Os Kayapó fecharam a BR-163 em 2016 para reivindicar o fim da construção de uma Casa de Saúde Indígena em Novo Progresso. Na época, a Casa Civil fez a mediação e o presidente da Funai foi à rodovia conversar com eles e ouvir as queixas. As obras foram assumidas pela prefeitura de Novo Progresso e apresentam problemas estruturais. Ela está novamente entre as demandas: em plena pandemia, ela tem goteiras, problemas estruturais e foi construída sem poço artesiano num bairro conhecido pela constante falta d’água.

Desta vez, eles também denunciam adiamentos na renovação do Plano Básico Ambiental, que é uma das condicionantes para a concessão do licenciamento ambiental da rodovia e que tem financiado nos últimos 10 anos o trabalho de monitoramento da floresta, com o uso de imagens de satélite e bases de vigilância. E garantiu que o desmatamento no interior das duas TIs seja inferior a 1% no período. E reclamam de atrasos nos repasses: os montantes de 2019 foram pagos em abril de 2020 e o acordo de pagamento de um emergencial, que cobriria o período de janeiro a junho de 2020, ainda não havia nem sido assinado pelo presidente da Funai até a última sexta-feira.

Os Kayapó prometem resistir e sindicatos locais de caminhoneiros demonstraram seu apoio. O acordo entre indígenas e caminhoneiros é abrir o tráfego nesta terça-feira, entre 18h e 24h, para reiniciar o bloqueio a partir de zero hora da quarta-feira (19).

““No contexto dos direitos humanos há princípios que devem ser respeitados e valores que não podem substituir a dimensão concreta dos povos que lutam pela sua existência e seus direitos”, afirma Melillo Diniz, advogado do Instituto Kabu.

A BR-163, cujo asfaltamento foi concluído em fevereiro deste ano, é a principal via de escoamento dos grãos do Centro-Oeste para os portos fluviais de Miritituba (rio Xingu) e Santarém (foz do Tapajós) e tem um fluxo diário de mais de 2,5 mil carretas ao dia.
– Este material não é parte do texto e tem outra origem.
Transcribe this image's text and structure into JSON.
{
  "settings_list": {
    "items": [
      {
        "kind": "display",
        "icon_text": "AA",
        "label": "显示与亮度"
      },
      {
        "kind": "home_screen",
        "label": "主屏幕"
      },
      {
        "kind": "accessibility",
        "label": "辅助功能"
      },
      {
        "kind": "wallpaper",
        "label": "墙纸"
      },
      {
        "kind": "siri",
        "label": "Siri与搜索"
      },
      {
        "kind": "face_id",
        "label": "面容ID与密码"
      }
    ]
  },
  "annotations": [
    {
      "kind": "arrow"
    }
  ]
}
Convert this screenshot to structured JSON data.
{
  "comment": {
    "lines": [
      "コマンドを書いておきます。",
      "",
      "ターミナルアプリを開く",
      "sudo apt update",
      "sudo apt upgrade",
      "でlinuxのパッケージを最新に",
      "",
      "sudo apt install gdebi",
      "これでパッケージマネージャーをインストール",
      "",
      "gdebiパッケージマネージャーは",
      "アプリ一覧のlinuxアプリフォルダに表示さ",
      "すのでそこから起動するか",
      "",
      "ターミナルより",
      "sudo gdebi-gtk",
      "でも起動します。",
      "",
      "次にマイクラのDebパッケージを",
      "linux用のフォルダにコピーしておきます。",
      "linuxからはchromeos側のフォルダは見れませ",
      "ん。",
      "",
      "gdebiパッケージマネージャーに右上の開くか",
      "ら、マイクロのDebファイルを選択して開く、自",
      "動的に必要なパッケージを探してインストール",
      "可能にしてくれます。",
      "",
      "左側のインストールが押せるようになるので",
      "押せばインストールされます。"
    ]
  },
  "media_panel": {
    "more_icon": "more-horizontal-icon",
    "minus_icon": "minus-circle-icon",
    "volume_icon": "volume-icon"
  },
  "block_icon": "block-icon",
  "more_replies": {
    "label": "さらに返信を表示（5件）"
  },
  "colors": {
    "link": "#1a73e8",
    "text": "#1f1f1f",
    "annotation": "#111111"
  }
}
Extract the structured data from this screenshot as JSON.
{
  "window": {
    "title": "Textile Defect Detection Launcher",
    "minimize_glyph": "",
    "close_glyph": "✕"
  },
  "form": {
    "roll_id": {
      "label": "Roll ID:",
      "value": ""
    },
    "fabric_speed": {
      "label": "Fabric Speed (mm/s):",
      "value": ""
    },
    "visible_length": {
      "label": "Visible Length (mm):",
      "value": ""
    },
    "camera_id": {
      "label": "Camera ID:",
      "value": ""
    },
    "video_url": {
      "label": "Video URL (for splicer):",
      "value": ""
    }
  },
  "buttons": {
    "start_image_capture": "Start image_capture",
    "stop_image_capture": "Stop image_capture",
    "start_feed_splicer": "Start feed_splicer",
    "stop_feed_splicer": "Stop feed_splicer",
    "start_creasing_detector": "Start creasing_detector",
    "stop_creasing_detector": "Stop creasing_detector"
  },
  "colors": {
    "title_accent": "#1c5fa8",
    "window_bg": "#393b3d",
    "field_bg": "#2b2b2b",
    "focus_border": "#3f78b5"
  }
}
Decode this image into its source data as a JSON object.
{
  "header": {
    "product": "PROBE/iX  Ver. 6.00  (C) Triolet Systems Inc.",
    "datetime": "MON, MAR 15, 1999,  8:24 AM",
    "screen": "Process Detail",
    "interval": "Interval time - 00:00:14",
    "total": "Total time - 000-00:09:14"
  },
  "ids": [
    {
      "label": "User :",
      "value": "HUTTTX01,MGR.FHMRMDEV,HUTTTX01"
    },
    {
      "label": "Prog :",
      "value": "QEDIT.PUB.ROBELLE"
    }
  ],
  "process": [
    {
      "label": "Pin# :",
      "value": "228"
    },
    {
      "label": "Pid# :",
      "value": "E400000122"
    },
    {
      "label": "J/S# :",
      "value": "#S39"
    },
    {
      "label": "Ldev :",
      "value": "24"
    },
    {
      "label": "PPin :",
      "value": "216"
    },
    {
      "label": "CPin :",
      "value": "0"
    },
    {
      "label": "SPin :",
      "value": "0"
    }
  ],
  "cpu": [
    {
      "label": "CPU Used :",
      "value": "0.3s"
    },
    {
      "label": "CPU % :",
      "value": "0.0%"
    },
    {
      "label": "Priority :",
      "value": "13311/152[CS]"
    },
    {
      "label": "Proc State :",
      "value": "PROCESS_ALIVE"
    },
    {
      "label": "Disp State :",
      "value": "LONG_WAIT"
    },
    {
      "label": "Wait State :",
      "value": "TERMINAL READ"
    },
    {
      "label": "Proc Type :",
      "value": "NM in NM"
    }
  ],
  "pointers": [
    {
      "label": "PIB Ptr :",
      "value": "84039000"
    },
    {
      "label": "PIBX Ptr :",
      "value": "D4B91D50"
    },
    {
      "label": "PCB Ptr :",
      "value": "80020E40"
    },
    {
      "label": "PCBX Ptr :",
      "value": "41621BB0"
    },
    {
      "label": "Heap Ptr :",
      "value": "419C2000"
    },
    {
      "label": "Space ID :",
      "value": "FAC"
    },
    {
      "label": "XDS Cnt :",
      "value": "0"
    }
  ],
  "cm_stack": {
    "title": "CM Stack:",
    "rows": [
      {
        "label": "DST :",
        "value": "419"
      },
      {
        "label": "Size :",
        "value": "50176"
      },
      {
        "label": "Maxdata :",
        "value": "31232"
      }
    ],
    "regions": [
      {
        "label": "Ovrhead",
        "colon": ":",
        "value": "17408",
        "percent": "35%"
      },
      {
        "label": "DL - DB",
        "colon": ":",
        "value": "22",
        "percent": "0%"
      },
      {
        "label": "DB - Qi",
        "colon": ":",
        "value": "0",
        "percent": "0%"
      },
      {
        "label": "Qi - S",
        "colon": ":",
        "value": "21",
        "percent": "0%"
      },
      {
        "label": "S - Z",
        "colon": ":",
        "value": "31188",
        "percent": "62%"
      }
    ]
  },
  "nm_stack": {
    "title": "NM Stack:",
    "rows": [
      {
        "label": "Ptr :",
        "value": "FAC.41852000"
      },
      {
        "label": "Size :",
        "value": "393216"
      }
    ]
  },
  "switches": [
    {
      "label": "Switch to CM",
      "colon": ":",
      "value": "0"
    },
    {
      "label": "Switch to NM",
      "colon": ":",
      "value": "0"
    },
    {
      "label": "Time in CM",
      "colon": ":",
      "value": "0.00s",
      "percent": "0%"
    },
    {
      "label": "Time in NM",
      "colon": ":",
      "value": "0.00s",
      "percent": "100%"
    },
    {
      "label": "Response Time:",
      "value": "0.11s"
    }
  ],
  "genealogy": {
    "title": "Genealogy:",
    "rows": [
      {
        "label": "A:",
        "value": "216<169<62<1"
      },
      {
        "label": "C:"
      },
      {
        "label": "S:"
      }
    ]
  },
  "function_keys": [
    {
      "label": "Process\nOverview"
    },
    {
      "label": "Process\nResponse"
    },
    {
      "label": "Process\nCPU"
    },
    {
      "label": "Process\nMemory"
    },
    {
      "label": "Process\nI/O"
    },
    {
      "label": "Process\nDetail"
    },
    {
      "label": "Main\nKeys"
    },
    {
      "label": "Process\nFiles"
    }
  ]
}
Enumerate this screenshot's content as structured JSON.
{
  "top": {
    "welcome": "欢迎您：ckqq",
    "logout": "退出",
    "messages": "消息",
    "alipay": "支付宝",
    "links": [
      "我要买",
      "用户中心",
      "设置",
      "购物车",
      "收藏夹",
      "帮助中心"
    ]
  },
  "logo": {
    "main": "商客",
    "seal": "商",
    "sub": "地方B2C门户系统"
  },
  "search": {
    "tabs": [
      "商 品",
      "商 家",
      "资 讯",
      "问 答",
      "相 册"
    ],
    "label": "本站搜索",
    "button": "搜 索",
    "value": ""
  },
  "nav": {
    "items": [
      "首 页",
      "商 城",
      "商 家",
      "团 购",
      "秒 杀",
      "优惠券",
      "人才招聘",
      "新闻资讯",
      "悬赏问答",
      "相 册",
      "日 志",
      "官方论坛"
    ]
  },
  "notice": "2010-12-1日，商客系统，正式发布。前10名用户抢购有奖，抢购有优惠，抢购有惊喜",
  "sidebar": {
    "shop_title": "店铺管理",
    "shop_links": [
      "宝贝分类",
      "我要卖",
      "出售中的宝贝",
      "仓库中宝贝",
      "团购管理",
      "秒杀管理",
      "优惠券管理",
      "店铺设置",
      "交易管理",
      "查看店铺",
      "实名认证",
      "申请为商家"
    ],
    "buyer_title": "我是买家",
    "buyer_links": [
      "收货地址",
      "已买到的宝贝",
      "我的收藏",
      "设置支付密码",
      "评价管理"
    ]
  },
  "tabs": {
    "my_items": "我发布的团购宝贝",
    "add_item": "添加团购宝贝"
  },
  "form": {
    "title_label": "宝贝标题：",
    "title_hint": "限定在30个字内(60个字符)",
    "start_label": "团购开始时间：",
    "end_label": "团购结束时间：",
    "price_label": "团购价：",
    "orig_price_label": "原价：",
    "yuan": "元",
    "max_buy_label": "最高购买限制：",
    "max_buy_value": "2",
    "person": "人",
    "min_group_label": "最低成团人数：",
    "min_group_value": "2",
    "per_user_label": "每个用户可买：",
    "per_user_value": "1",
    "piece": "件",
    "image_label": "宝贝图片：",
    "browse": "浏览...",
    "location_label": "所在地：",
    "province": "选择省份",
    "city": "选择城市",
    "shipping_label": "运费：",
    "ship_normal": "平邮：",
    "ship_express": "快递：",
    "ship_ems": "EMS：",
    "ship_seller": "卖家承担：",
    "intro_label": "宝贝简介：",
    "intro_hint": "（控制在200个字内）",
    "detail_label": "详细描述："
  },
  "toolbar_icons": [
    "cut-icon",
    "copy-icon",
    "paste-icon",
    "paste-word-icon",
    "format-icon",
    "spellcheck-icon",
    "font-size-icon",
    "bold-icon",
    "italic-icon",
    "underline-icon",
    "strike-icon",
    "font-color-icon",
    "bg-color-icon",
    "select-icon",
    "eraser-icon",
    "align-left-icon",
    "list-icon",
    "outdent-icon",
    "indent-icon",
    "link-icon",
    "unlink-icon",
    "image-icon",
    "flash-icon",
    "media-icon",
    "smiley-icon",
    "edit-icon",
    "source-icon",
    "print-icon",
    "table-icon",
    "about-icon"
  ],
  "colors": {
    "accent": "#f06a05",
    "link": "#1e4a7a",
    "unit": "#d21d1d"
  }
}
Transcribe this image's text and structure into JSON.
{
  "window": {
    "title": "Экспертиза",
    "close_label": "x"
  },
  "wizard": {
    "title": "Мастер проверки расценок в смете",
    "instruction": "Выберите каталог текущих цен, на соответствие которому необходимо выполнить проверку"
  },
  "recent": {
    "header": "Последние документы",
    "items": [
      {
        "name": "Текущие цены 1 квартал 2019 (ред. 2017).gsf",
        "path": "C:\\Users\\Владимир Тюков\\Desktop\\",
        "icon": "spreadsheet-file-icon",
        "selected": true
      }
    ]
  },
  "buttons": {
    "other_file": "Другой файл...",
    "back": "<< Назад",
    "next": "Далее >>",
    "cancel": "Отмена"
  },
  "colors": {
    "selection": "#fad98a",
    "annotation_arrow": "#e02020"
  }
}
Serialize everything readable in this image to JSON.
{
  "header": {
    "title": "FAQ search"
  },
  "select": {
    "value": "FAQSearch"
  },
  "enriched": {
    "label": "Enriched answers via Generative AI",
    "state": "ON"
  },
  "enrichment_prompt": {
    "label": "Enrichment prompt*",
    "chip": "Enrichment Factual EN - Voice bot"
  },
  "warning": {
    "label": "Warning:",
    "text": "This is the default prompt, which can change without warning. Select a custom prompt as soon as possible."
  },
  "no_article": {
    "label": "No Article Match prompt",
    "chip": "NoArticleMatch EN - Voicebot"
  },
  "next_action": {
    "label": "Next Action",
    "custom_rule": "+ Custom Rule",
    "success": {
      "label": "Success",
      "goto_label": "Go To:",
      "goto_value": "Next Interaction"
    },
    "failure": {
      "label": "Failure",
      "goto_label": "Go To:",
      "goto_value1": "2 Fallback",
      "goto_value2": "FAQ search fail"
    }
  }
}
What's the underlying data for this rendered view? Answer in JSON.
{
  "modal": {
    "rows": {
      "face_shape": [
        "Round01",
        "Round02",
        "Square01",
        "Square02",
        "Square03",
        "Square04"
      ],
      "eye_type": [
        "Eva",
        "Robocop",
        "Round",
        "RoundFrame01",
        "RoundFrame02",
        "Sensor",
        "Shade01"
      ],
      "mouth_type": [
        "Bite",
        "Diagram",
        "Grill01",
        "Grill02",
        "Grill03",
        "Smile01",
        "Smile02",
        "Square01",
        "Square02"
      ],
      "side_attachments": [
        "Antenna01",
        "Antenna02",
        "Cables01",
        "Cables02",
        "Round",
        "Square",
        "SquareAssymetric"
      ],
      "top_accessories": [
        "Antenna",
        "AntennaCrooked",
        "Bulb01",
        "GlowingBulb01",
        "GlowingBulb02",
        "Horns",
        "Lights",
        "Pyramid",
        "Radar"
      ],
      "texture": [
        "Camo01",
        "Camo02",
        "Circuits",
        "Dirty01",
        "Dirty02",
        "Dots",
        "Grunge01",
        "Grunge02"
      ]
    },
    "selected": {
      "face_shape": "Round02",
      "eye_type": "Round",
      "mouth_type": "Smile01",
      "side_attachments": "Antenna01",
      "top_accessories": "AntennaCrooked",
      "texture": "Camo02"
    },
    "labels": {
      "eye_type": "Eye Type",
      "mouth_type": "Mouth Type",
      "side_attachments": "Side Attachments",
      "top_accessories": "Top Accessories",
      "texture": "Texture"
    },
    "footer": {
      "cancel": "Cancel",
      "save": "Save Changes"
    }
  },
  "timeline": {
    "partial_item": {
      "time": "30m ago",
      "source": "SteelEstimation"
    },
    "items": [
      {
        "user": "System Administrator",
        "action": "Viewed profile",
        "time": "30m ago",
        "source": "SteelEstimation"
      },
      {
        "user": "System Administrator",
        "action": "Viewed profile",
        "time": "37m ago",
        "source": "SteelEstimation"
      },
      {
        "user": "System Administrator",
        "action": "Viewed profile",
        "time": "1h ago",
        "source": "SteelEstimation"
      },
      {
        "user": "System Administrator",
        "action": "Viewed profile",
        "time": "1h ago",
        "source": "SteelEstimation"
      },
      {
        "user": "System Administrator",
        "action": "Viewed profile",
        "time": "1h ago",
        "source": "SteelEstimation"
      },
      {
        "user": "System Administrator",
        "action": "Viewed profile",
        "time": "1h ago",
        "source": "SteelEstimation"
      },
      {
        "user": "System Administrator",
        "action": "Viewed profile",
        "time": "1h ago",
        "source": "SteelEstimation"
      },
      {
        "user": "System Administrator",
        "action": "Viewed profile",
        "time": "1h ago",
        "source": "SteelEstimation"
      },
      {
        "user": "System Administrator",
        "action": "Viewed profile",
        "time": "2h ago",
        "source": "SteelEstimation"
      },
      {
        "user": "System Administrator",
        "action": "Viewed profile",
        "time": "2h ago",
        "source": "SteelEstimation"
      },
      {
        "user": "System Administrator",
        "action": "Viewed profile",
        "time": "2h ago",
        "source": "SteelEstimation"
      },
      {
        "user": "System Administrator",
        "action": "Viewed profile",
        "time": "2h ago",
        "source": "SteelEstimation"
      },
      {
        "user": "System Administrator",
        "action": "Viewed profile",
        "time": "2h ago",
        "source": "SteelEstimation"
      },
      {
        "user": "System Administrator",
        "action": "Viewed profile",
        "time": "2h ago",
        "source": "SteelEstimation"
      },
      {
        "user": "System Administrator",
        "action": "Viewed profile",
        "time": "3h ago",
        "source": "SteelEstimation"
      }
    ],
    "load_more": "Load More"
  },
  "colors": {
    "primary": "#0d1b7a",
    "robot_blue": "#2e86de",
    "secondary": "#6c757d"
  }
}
Nesta época do ano, elas estão terminando o transporte da safrinha de milho do Centro-Oeste para os portos de Miritituba e Santarém.

Para o enfrentamento da Covid-19, que já chegou às aldeias, há apenas um médico e os testes rápidos só chegaram em junho. Oficialmente 403 indígenas já foram infectados e quatro morreram – todos anciãos. A Secretaria Especiall de Saúde Indígena não tem motorista para a remoção de doentes da aldeia e nem contrato de manutenção dos carros.